On the left of the word Project under the name column, you will see a cell with the word select_one_from_file project_list.csv
under the type column. This is a special Survey123 formatting which indicates to Survey123 that this field will use a choices list, specifically a single choice list from a different .xls file. The choices list are found within the media folder.
The unique values for the project column are found within the project_list.csv
more so under the name
column. Unless directed by your supervisor, use the name
column to extract the values to be mapped.

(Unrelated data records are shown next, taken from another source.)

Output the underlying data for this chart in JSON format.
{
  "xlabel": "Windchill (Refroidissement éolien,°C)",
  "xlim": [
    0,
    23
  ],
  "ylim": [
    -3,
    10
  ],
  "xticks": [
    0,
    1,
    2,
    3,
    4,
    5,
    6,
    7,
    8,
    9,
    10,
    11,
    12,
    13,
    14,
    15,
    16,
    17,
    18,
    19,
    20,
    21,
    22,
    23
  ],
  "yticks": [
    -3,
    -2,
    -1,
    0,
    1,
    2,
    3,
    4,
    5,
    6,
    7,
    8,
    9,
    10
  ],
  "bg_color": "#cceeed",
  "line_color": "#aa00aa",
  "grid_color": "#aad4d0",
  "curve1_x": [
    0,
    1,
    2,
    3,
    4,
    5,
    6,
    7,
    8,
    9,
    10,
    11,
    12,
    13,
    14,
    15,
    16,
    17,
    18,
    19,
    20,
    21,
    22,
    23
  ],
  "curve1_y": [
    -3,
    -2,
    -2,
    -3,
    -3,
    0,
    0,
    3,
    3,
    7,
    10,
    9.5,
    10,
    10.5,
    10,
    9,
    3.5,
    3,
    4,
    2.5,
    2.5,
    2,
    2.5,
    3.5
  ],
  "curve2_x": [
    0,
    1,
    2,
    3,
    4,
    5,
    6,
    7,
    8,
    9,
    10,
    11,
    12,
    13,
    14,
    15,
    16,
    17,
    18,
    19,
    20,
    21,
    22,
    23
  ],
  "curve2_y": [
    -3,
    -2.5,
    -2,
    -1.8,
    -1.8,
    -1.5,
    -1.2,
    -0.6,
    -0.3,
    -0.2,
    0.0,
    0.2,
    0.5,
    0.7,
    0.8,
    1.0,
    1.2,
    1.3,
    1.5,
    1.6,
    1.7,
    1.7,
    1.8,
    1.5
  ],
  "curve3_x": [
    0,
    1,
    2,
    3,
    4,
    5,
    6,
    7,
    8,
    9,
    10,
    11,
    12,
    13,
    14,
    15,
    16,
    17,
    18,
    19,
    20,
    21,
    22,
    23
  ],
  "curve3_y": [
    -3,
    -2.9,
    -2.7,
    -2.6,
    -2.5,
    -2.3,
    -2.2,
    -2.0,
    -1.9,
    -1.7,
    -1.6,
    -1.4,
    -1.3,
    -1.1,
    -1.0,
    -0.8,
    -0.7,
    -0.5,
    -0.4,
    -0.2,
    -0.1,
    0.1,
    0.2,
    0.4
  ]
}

We have developed a script called mapped_values_script.py
that extracts the unique values for every choices list, as many as you wish:
The path to the mapped_values_script.py
is found in this path ~NIP-Lakehouse-Data/custom_scripts/
. There are also other custom scripts inside that folder.
It is recommended that the media folder for a particular Survey123 form should be in the same project as the custom scripts.
Here are the results.
Remember to format the list extracted from the custom scripts for a neat look in the great expectations files.
Step 5: Insert the final initialization functions
To intialize the functions which already have mapped values, insert the following function. Replace the placeholders with the appropriate values.
def dev_gx_<feature_layer_abbreviation>_all_tables():
dev_gx_<sublayer1>_t1()
dev_gx_<subtable1>_t1()
if __name__ == "__main__":
<!-- dev_gx_X_t1() -->
dev_gx_<feature_layer_abbreviation>_all_tables()
Step 6: Push and commit frequently
After finishing developing the expectations for every sublayer or subtable, commit and push to the appropriate branch in Github.
Step 7: Repeat
Repeat the above procedure for every feature layer. This may seem a very repetitive and ordous task, but the custom scripts are a time saver. Remember to initiate a pull request seeking the approval of your supervisor once done.